SAN DIEGO (Border Report) — A representative with the U.S. Department of Justice says there needs to be stiffer penalties, including longer prison terms, for those caught smuggling people across the border.
Ian Martínez Hanna, co-director of Joint Task Force Alpha, also wants the U.S. to work closer with Central American countries, Mexico and Colombia to go after criminal organizations that recruit, organize and smuggle large groups of migrants.
Martínez Hanna said prison terms need to be especially longer when it involves injuries or death to a migrant.
“Sentences are very light for those trafficking people,” he said. “Longer sentences would be a deterrent.”
As an example, Martínez Hanna used the disappearance of dozens of migrants who were on a boat near Nicaragua.
He also pointed to the 50 migrants who died inside a trailer in San Antonio last summer.
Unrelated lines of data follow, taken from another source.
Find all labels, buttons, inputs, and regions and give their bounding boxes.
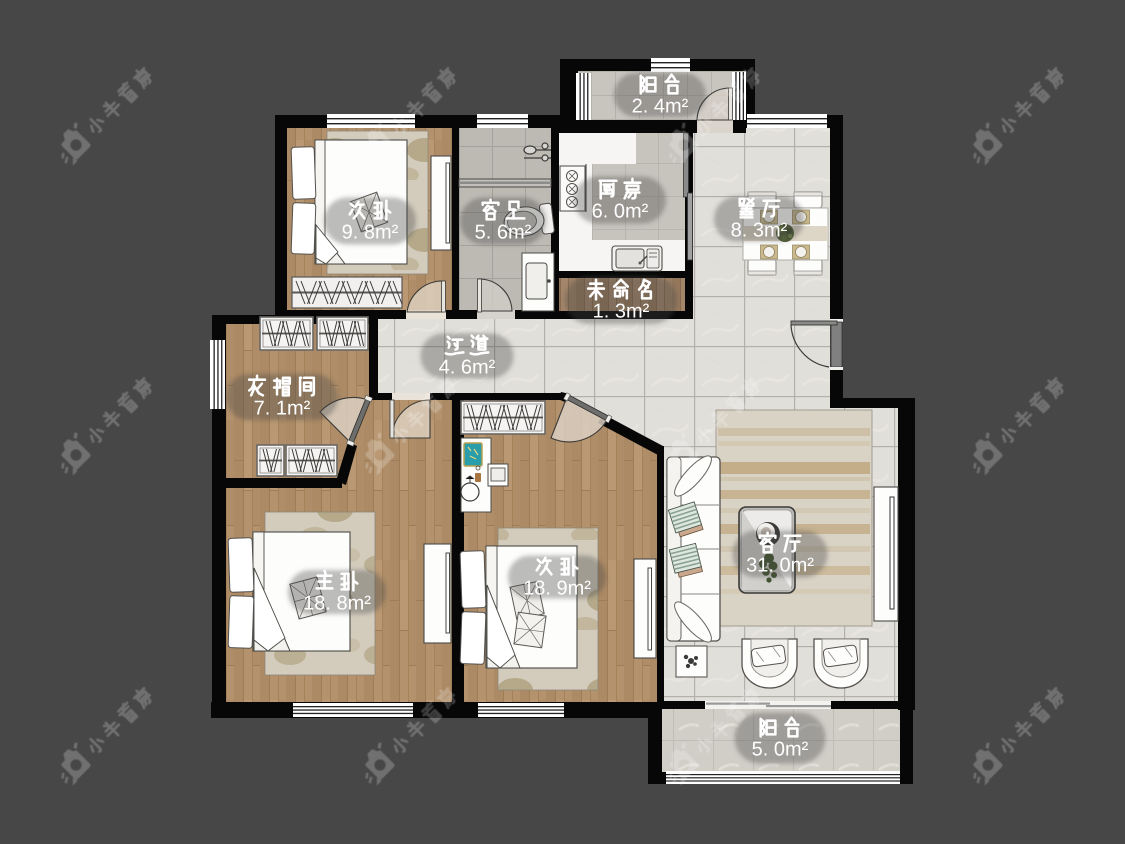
svg-text:8. 3m²: 8. 3m² [731,219,788,241]
svg-text:6. 0m²: 6. 0m² [592,200,649,222]
svg-text:18. 9m²: 18. 9m² [523,577,591,599]
svg-text:5. 6m²: 5. 6m² [475,221,532,243]
svg-text:1. 3m²: 1. 3m² [593,300,650,322]
svg-text:7. 1m²: 7. 1m² [254,397,311,419]
svg-text:18. 8m²: 18. 8m² [303,592,371,614]
svg-text:5. 0m²: 5. 0m² [752,738,809,760]
svg-text:2. 4m²: 2. 4m² [632,95,689,117]
svg-text:4. 6m²: 4. 6m² [439,356,496,378]
svg-text:9. 8m²: 9. 8m² [342,221,399,243]
svg-text:31. 0m²: 31. 0m² [746,554,814,576]
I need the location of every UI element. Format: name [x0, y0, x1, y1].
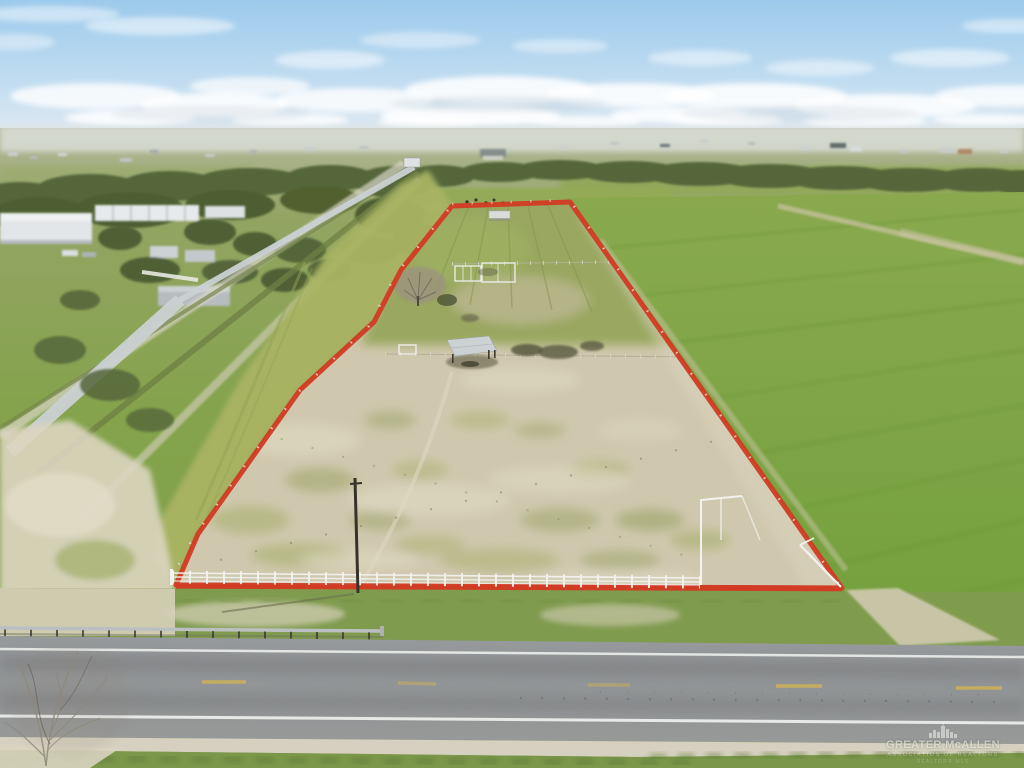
highway	[0, 636, 1024, 744]
aerial-photo: GREATER McALLEN ASSOCIATION OF REALTORS …	[0, 0, 1024, 768]
horizon-haze	[0, 126, 1024, 152]
road-verge	[0, 588, 1024, 646]
scene-illustration	[0, 0, 1024, 768]
boundary-front-line	[176, 588, 842, 589]
canal-headgate	[404, 158, 420, 167]
back-shed	[489, 211, 510, 221]
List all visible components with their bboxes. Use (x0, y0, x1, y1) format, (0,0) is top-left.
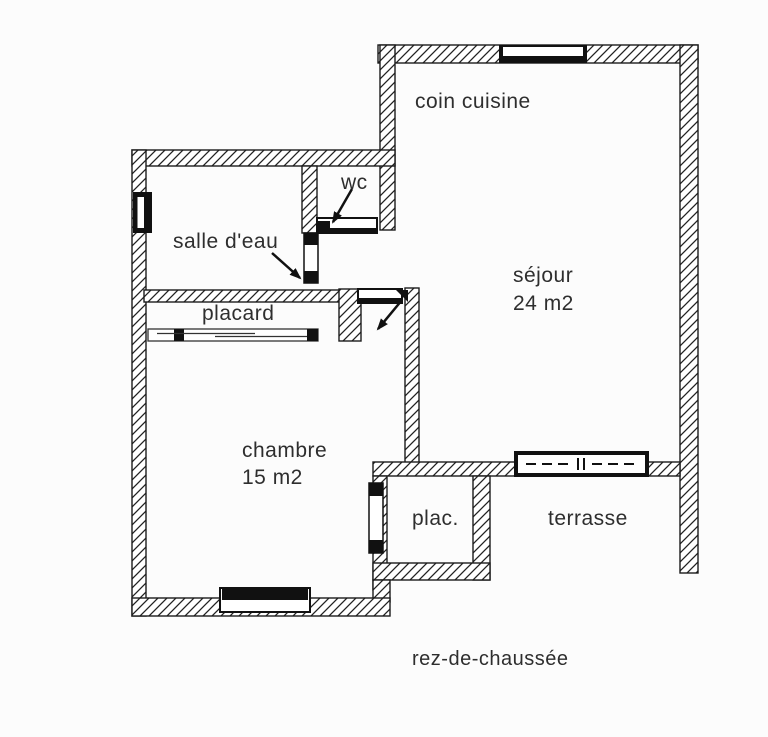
window-sejour-top (499, 45, 587, 63)
room-label-terrasse: terrasse (548, 508, 628, 529)
arrow-salledeau-door (272, 253, 300, 278)
wall-placard-top (144, 290, 350, 302)
door-plac (369, 483, 383, 553)
wall-top-left-wing (132, 150, 395, 166)
window-chambre-bottom (220, 588, 310, 612)
arrow-chambre-door-swing (378, 300, 402, 329)
room-label-chambre: chambre (242, 440, 327, 461)
room-label-placard: placard (202, 303, 274, 324)
room-label-sejour: séjour (513, 265, 573, 286)
wall-right (680, 45, 698, 573)
floor-title: rez-de-chaussée (412, 649, 568, 669)
room-label-coin-cuisine: coin cuisine (415, 91, 531, 112)
wall-terrasse-top-left (373, 462, 515, 476)
wall-salledeau-right (302, 166, 317, 233)
window-salledeau-left (133, 192, 152, 233)
room-area-sejour: 24 m2 (513, 293, 574, 314)
window-terrasse-sliding (516, 453, 647, 475)
room-label-plac: plac. (412, 508, 459, 529)
room-label-wc: wc (341, 172, 368, 193)
floor-plan: coin cuisine séjour 24 m2 wc salle d'eau… (0, 0, 768, 737)
closet-doors-placard (148, 329, 318, 341)
room-label-salle-deau: salle d'eau (173, 231, 278, 252)
wall-sejour-left (380, 45, 395, 230)
room-area-chambre: 15 m2 (242, 467, 303, 488)
door-wc (317, 218, 377, 233)
wall-chambre-sejour (405, 288, 419, 463)
door-salledeau (304, 233, 318, 283)
wall-plac-bottom (373, 563, 490, 580)
floor-plan-drawing (0, 0, 768, 737)
wall-terrasse-top-right (648, 462, 680, 476)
“We’re trying to get longer sentences longer for the leaders of these smuggling groups, those who work with cartels in Mexico to conduct their human trafficking,” Martínez Hanna said. “They gain from the migrants’ suffering, in the last four years, our group has made 345 arrests of national and international human smugglers and 300 of them received sentences longer than 30 years.”
He also stated those in charge are rarely punished especially now that cartels are relying more and more on human trafficking because it has a higher profit margin than illicit drugs, which require more investment to produce and transport.
“These numbers reflect the cruel reality of those coerced by smugglers, those who are forced into the sex trade or become slaves to those who become indentured servants.”
Martínez Hanna is hopeful the Justice Department will design and impose stiffer sentencing guidelines for smugglers in the near future.